Amazon Web Services is a cloud computing platform that allows for easy and secure procurement of cloud infrastructure and storage. We have been using AWS since June 2015 to host our internal infrastructure as well as safely hosting our client data.
Oracle is an industry leading relational and transactional database platform that is proven to be fast and reliable. We've been using Oracle since Sagacity launched and it is fully embedded in the business with much of our proprietary software being built on it.
Python is an open source, general purpose programming language that enforces code readability as a principle that allows for fast development. We have been using Python since 2016 for simple and fast loading of data for our Oracle instances. We also use it to create our proprietary algorithms and packages in our Customer Data Solutions as well as for communication with Apache Spark via the pyspark package.
Apache Spark is an open source platform that enables us to process large amounts of data in a very short space of time by parallel running jobs. It is a focus area of our development activities due to its incredibly fast processing times. We've amassed a wealth of knowledge and experience through various projects and solutions including data warehouse solutions using a combination of Apache Spark and Apache Delta, reconciliation assurance projects, and processing terrabytes of data for our Value Based Management solutions.

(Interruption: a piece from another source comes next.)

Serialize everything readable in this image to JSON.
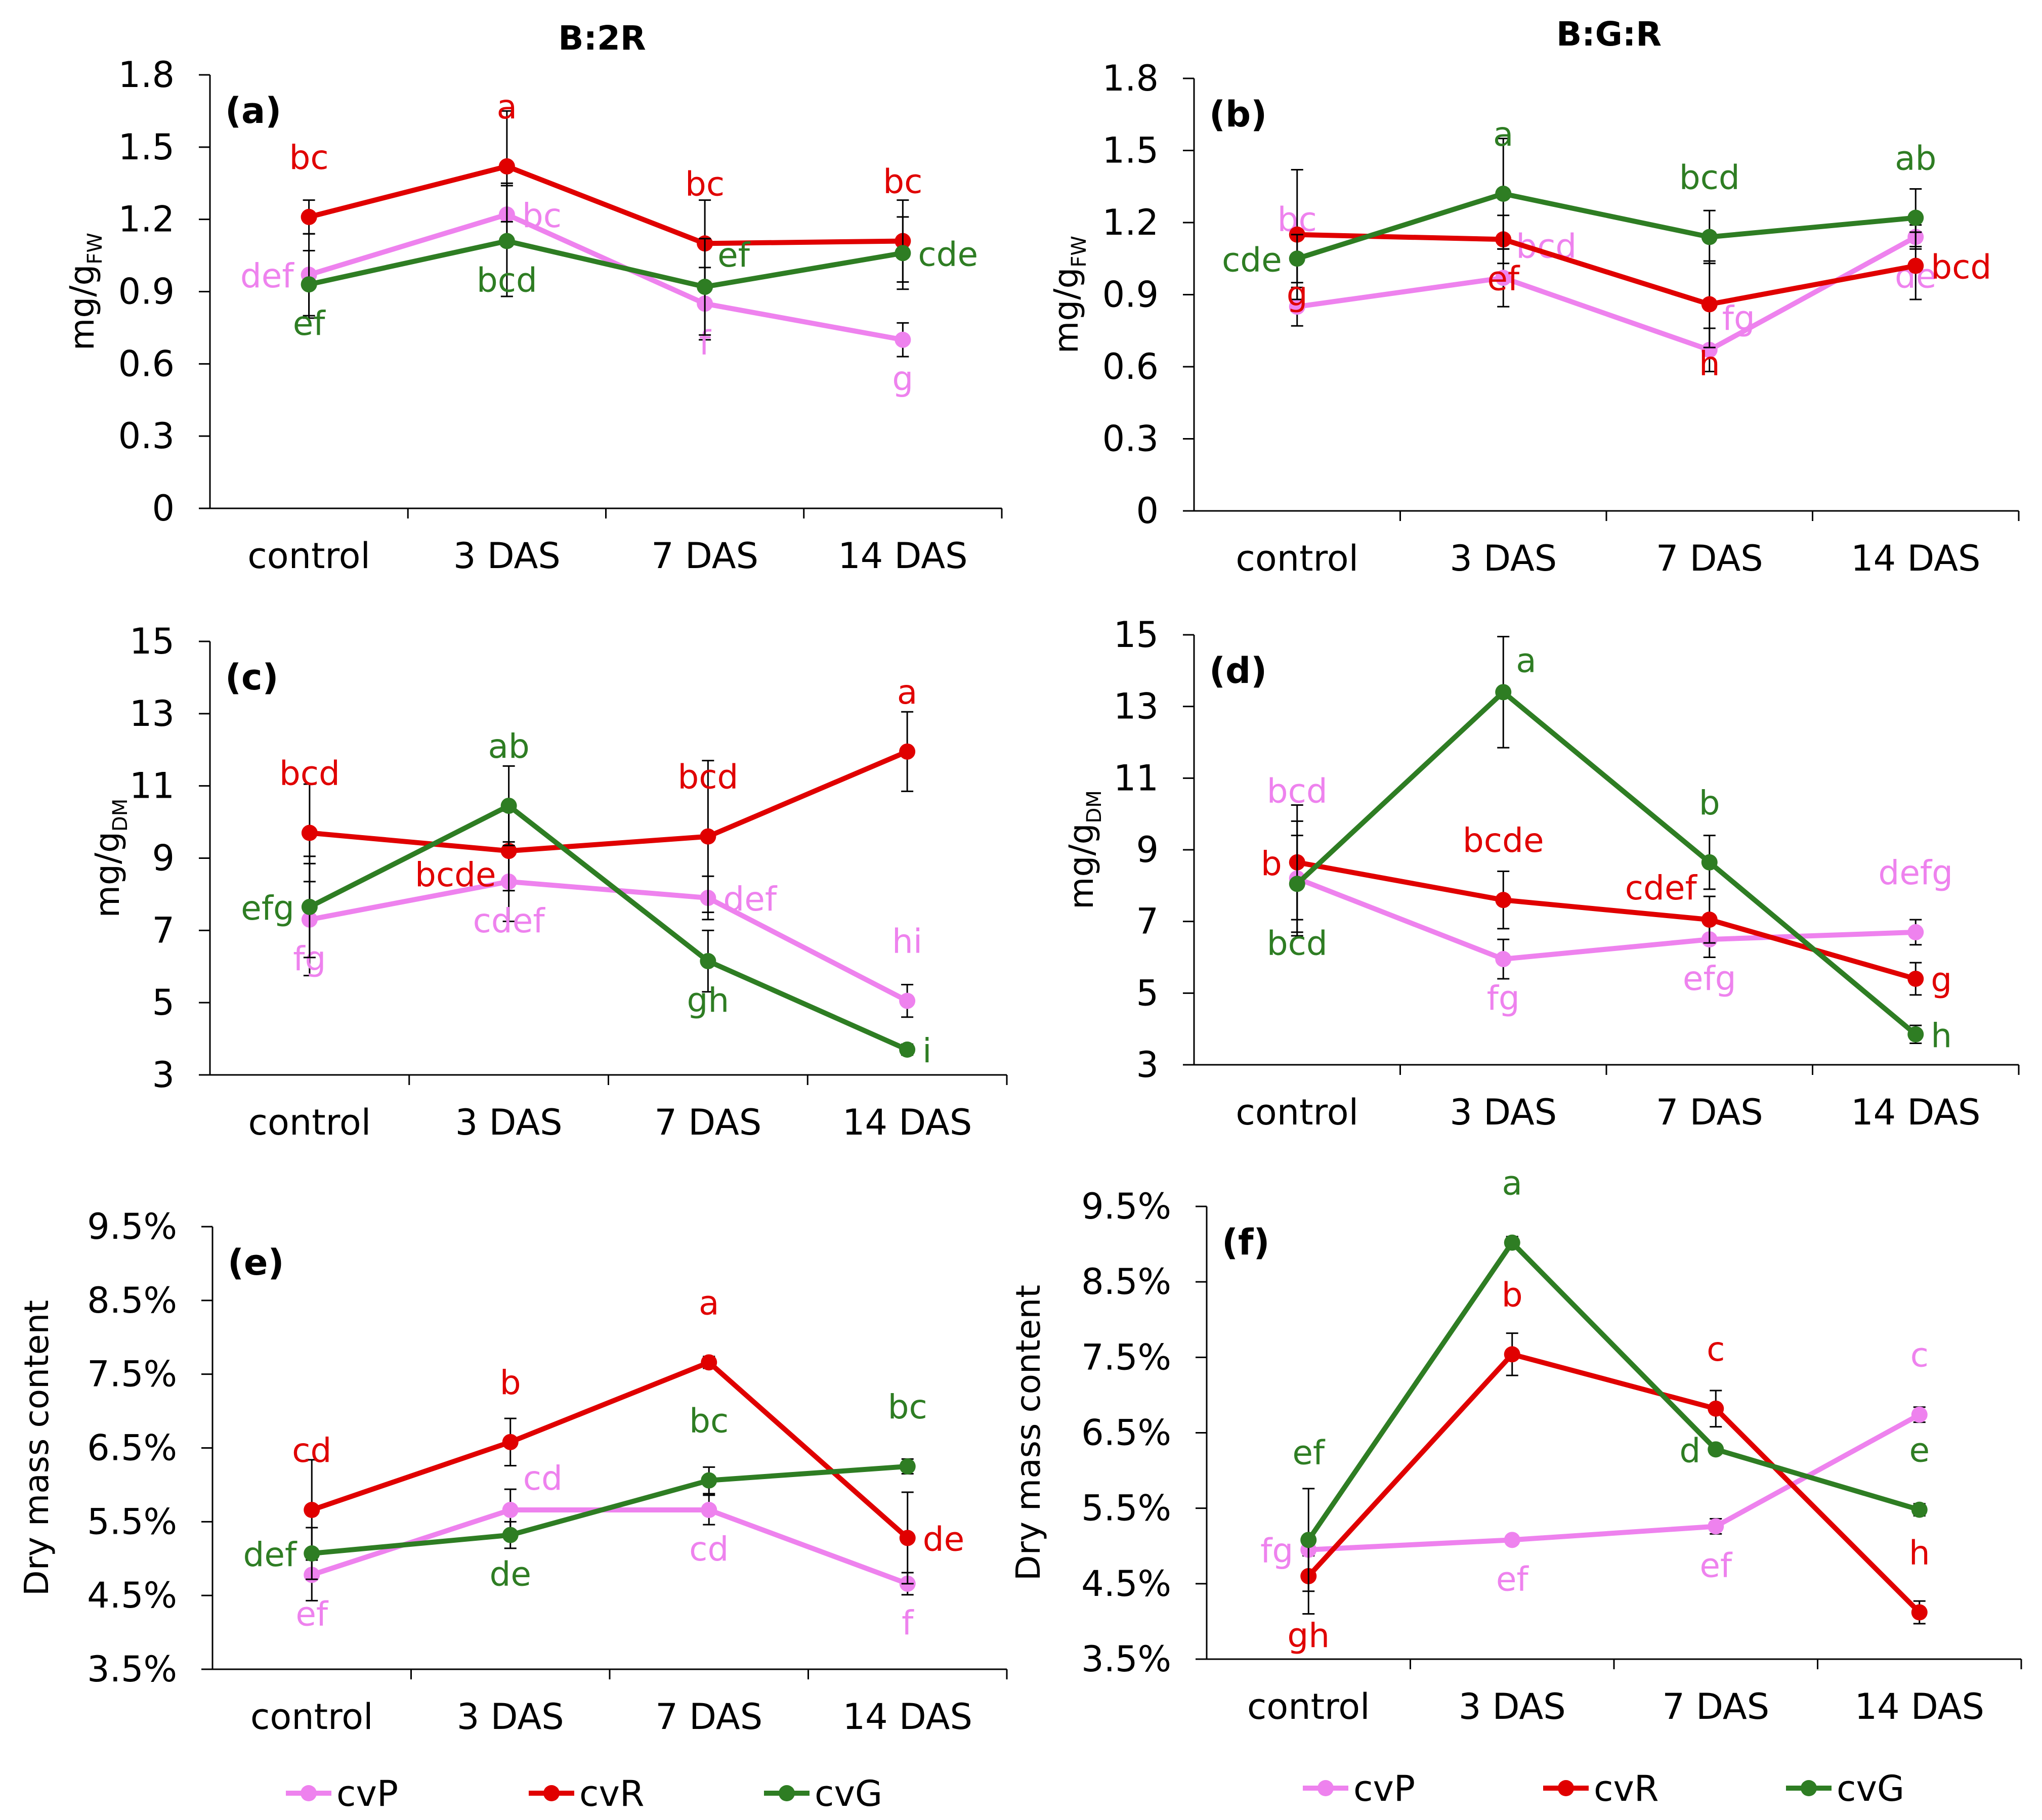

Databricks provides a useful front end environment and optimisations in addition to Apache Spark. We have been actively using it since October 2017 to help us develop and analyse data. Databricks' automated jobs are used extensively for productionised jobs as a fast way of deploying our applications onto a cluster. Our analysts also use Databricks to investigate data in an interactive manner.
Microsoft Azure is a cloud computing platform that we operate as an alternative to AWS where this is requested by our clients.

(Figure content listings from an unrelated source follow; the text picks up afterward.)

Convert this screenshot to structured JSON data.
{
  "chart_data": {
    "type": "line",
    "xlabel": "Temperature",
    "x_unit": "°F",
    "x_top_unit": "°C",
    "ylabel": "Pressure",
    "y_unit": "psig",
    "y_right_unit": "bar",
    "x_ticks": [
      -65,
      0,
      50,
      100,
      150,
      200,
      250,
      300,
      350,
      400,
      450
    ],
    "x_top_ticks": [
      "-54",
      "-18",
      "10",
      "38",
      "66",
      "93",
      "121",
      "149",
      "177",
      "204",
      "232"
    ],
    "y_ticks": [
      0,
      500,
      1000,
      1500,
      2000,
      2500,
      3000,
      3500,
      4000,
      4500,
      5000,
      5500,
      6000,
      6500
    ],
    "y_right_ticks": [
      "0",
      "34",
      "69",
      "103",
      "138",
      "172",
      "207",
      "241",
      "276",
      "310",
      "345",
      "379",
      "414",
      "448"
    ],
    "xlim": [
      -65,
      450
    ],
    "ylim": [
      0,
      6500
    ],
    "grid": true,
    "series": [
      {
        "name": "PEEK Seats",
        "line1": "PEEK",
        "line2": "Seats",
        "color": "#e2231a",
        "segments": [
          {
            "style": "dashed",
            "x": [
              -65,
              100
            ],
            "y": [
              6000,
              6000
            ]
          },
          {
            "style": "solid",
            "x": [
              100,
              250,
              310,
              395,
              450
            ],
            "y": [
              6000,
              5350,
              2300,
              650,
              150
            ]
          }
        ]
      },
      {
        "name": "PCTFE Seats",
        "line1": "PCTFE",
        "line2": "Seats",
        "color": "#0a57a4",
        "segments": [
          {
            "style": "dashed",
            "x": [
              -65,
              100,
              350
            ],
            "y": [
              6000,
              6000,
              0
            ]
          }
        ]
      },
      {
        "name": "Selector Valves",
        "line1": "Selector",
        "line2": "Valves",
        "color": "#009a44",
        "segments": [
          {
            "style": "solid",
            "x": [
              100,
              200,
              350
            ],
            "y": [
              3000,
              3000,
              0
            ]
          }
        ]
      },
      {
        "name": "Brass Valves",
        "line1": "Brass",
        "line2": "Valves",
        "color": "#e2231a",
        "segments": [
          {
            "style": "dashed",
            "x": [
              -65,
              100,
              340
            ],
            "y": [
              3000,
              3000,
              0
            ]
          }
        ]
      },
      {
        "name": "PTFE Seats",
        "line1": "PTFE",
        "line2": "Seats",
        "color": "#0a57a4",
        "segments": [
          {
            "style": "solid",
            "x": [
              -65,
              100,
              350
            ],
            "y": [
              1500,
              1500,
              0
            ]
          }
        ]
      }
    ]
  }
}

Apache Hadoop (HDFS) is an open source fault tolerant distributed file system that we use when handling large scale data sets from our clients. It enables us to ensure that data is readily available to meet our clients needs.

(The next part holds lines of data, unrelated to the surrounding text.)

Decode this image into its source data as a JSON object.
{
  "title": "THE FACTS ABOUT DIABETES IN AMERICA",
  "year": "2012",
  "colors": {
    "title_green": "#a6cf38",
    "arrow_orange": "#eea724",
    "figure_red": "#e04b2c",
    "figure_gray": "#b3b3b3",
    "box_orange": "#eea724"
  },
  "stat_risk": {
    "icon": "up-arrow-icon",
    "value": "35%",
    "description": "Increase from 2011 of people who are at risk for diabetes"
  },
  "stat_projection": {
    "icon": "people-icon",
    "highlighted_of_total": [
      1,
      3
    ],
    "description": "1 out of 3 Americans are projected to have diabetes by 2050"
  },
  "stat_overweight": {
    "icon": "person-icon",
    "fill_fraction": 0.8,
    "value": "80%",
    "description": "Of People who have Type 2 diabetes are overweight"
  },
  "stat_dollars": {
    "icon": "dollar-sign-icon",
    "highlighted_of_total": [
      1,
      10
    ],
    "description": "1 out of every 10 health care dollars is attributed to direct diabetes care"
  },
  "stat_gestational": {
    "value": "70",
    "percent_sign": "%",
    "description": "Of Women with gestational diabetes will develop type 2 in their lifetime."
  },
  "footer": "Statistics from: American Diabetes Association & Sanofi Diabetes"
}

Scala is a programming language that runs on the Java Virtual Machine (JVM) that focuses on concurrency and scalability. It is the language that Apache Spark is built in. We use Scala to interact with Apache Spark for big data projects where performance is critical and where there are particularly complex data processing requirements.
Kubernetes is an open source platform that we use, when required, to automate application deployment scaling and management. We are currently leveraging it to develop platforms and tools to enhance our performance for future client projects.